Nord/Extrême-Nord. Triste sort pour les prématurés
Sujets à un déficit criard en couveuses, les hôpitaux publics de ces régions n’arrivent pas à faire face à la forte demande des familles et apporter des soins adéquats à ces bébés fragiles.
L’histoire défraie la chronique depuis le 18 mars 2019. Elle met en scène Aboubakar, Oumar et Ousman. Trois prématurés de sexe masculin nés d’une famille pauvre à Maga, et qui s’agrippent à la vie à l’hôpital régional de Maroua. Le sort a voulu que leur naissance le 12 mars, ne soit pas anodine. Le même sort a également voulu qu’ils voient le jour à sept mois, dans une formation sanitaire sous équipée à Maga, région de l’Extrême-Nord. Les trois prématurés, après le ventre de leur mère Mariam, 32 ans, sont ainsi obligés de partager une couveuse sensée abriter un seul bébé. Nourris à l’intra-veineuse, les prématurés inconscients de leur sort, paraissent épuisés. Et pour en rajouter à cette note triste, l’un d’entre eux se trouve en « état de détresse » et a subi une transfusion sanguine. Mais, « Ils vont bien et sont pris en charge efficacement. Mais les premiers jours où ils devaient tout acheter était l’enfer pour leur parent », souffle une source médicale proche de la famille. Si à ce jour, l’on peut se féliciter de la chaine de solidarité et médicale autour des parents de ces nouveau-nés, cette histoire remet malheureusement au goût du jour le déficit criard en couveuses dans les hôpitaux au Cameroun.

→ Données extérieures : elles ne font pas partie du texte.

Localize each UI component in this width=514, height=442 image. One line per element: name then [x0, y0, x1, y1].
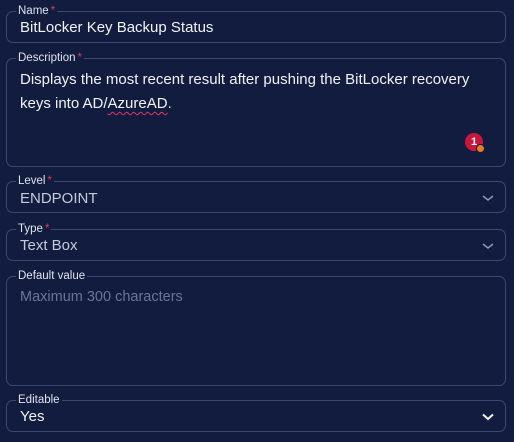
name-field[interactable]: Name * BitLocker Key Backup Status [6, 4, 506, 43]
level-selected-value: ENDPOINT [20, 190, 98, 207]
default-value-label: Default value [16, 269, 88, 283]
chevron-down-icon[interactable] [481, 241, 495, 251]
type-label: Type * [16, 222, 52, 236]
chevron-down-icon[interactable] [481, 193, 495, 203]
description-field[interactable]: Description * Displays the most recent re… [6, 51, 506, 167]
level-label: Level * [16, 174, 54, 188]
spellcheck-flagged-word: AzureAD [107, 95, 168, 112]
grammar-issues-badge[interactable]: 1 [465, 133, 485, 153]
default-value-field[interactable]: Default value Maximum 300 characters [6, 269, 506, 386]
required-mark: * [50, 5, 56, 17]
description-text-end: . [167, 95, 172, 112]
description-text: Displays the most recent result after pu… [20, 71, 470, 112]
type-select[interactable]: Type * Text Box [6, 222, 506, 261]
editable-selected-value: Yes [20, 408, 45, 425]
description-textarea[interactable]: Displays the most recent result after pu… [20, 68, 490, 116]
required-mark: * [47, 175, 52, 187]
required-mark: * [77, 52, 83, 64]
level-select[interactable]: Level * ENDPOINT [6, 174, 506, 213]
editable-label: Editable [16, 393, 62, 407]
status-dot-icon [476, 144, 485, 153]
type-selected-value: Text Box [20, 237, 78, 254]
name-input[interactable]: BitLocker Key Backup Status [20, 19, 213, 36]
editable-select[interactable]: Editable Yes [6, 393, 506, 432]
chevron-down-icon[interactable] [481, 412, 495, 422]
required-mark: * [44, 223, 50, 235]
description-label: Description * [16, 51, 85, 65]
name-label: Name * [16, 4, 58, 18]
default-value-placeholder: Maximum 300 characters [20, 289, 183, 305]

En effet, l’hôpital régional de Maroua par exemple, vieux de 84 ans et ne répondant plus véritablement aux normes de meilleures conditions d’administration des soins de santé, ne dispose que de trois couveuses et les triplés doivent partager communément une couveuse, sur les trois. « L’hôpital régional de Maroua couvre plus de 4 millions d’âmes. Donc même 100 couveuses seront insuffisantes mais peuvent quand même servir à quelque chose », explique une source médicale. Ce déficit en couveuses a aussi fait son nid à l’hôpital régional de Garoua, région du Nord. La situation a même été fatale pour trois prématurés, le 23 février 2019. Des sept couveuses dont dispose cette formation sanitaire publique, seulement deux sont fonctionnelles, pour une moyenne de 9 prématurés à sauver par mois. La solution précaire de « couveuse artisanale » a ainsi été trouvée pour faire face à cette carence. Albert Legrand Bayang, parent d’un prématuré décédé, a dû faire les frais de ces couveuses de fortune. « Après avoir établi que le bébé était prématuré, on m’a demandé d’aller acheter des ampoules pour chauffer la couveuse artisanale dans laquelle elle allait être placée. J’ai acheté quatre ampoules de 60 watts. Mais avant, j’ai pris le soin de savoir pourquoi je devais acheter une ampoule. On m’a fait savoir que l’hôpital ne dispose que de deux couveuses normales et elles sont déjà occupées, et donc, ma fille devait être conservée dans une couveuse artisanale. L’ampoule servirait donc au chauffage », confie dépité, l’homme d’affaires de Garoua.
Lequel a malheureusement assisté au décès de sa fille « dans des couveuses défectueuses », lâche-t-il la mine sombre. Depuis cette ténébreuse nuit du 23 février ayant conduit à ce drame, aucune amélioration n’a été enregistrée au sein du service de néonatalogie de cet hôpital. A Maroua par contre, les responsables de l’hôpital indiquent que des dispositions sont prises pour doter l’hôpital de trois couveuses supplémentaires (2 grandes et une petite), dont la capacité est de sept enfants au maximum. Sauf que, ce problème général de déficit en couveuses n’en sera pour autant pas résolu. « Pour un service comme la néonatalogie, il faudra autant que possible des couveuses », précise un médecin.